Auch der Hinweis im außerordentlichen Revisionsrekurs, dass „Litigation‑PR“ nicht verboten sei, ist nicht zielführend. In der Entscheidung 4 Ob 38/13m wurde aus § 141 AußStrG (als gegenüber den Bestimmungen zur Akteneinsicht speziellerer Norm) ein ausnahmsloses Weitergabeverbot personenbezogener Daten bzw von Aktenbestandteilen gegenüber Dritten abgeleitet, und zwar nicht nur in Bezug auf die Einkommens- und Vermögensverhältnisse eines Pflegebefohlenen, sondern (aufgrund eines Größenschlusses) auch in Bezug auf die sensibleren persönlichen Verhältnisse, wie etwa den Geisteszustand, aber auch das persönliche Leid einer schutzbedürftigen Person. Dazu wurde festgehalten, dass das Pflegschaftsverfahren ausschließlich dem Schutz der Interessen des Pflegebefohlenen dient. Daraus folgt, dass Informationen aus gerichtlichen Verfahren, an denen minderjährige Kinder beteiligt sind, als vertrauliche Informationen anzusehen sind, für die eine besondere Verschwiegenheitspflicht besteht. Richtig ist an sich, dass sich die in Rede stehende Norm an das Gericht wendet. Ihr ist allerdings das allgemeine Prinzip zu entnehmen, dass die Lebens- und Vermögensverhältnisse eines Pflegebefohlenen in seinem Interesse geschützt sein sollen und nicht der Öffentlichkeit etwa zur Befriedigung der Neugierde oder Sensationslust preisgegeben werden dürfen. Nach dieser Wertung richtet sich das Weitergabeverbot insbesondere auch an den am Verfahren beteiligten gesetzlichen Vertreter des Kindes, der dessen Geheimhaltungsinteresse nicht verletzen und die personenbezogenen Daten nicht missbräuchlich verwenden darf. Wenn die Vorinstanzen auch davon ausgehend eine Gefährdung des Kindeswohls bei der Weitergabe von Informationen aus Gerichtsakten zu einem bei einem Verkehrsunfall schwer verletzten Kind an Medien bejahen, stellt dies keine korrekturbedürftige Fehlbeurteilung dar.

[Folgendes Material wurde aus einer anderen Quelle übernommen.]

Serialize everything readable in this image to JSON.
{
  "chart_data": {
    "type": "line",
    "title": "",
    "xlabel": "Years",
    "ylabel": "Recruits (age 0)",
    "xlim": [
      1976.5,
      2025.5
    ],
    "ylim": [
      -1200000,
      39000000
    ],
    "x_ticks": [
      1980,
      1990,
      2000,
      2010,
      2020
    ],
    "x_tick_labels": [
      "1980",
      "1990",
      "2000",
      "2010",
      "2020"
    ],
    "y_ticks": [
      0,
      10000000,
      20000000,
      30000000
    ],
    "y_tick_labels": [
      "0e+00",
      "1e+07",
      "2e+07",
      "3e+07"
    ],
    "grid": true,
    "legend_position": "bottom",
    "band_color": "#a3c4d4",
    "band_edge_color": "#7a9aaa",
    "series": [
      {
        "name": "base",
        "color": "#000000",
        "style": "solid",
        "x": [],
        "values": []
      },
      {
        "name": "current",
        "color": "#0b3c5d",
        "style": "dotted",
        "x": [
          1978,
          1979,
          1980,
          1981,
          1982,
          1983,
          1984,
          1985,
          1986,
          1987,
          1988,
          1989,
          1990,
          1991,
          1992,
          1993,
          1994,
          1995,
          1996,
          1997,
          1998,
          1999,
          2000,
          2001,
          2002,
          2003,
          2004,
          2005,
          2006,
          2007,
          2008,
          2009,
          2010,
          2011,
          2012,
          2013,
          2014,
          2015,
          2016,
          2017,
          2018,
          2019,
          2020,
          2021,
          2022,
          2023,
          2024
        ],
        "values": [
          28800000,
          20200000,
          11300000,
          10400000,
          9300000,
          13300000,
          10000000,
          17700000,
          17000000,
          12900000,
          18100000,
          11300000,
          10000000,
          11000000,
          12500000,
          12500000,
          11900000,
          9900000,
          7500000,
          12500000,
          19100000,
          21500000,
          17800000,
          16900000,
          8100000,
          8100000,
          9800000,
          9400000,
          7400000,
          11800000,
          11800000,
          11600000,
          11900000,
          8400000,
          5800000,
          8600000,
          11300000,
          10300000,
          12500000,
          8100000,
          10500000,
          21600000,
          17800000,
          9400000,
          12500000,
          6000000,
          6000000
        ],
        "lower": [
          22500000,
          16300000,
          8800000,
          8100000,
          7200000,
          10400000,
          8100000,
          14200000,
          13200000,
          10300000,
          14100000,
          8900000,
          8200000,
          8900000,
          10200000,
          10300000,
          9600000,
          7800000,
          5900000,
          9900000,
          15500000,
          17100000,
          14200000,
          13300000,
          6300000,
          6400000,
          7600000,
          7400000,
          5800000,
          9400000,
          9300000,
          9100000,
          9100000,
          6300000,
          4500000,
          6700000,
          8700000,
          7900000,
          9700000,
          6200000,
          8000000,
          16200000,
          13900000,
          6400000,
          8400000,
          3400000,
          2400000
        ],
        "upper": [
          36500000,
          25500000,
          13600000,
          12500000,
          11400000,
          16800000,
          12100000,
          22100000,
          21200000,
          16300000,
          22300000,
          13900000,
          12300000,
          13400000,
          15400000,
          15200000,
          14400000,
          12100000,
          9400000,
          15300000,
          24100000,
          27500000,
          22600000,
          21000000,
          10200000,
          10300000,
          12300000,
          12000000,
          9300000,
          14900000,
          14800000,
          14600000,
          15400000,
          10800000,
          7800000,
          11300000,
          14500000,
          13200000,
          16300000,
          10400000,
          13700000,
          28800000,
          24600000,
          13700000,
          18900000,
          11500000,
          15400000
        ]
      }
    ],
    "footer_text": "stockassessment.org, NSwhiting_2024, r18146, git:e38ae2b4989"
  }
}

6. Mit dem Hinweis auf den Schutz der Familie nach Art 8 EMRK zeigen die Eltern ebenfalls keine erhebliche Rechtsfrage auf. Bei Gefährdung der Interessen des Kindes ist ein Eingriff in die Obsorge durch geeignete sichernde oder unterstützende Maßnahmen grundsätzlich gerechtfertigt. Werden bei einer im Interesse des Kindes gebotenen Beschränkung der Obsorge die jeweils geeigneten gelindesten Mittel angewandt, so ist auch der Verhältnismäßigkeitsgrundsatz gewahrt.
7. Insgesamt gelingt es den Eltern mit ihren Ausführungen nicht, eine erhebliche Rechtsfrage aufzuzeigen. Der außerordentliche Revisionsrekurs war daher zurückzuweisen.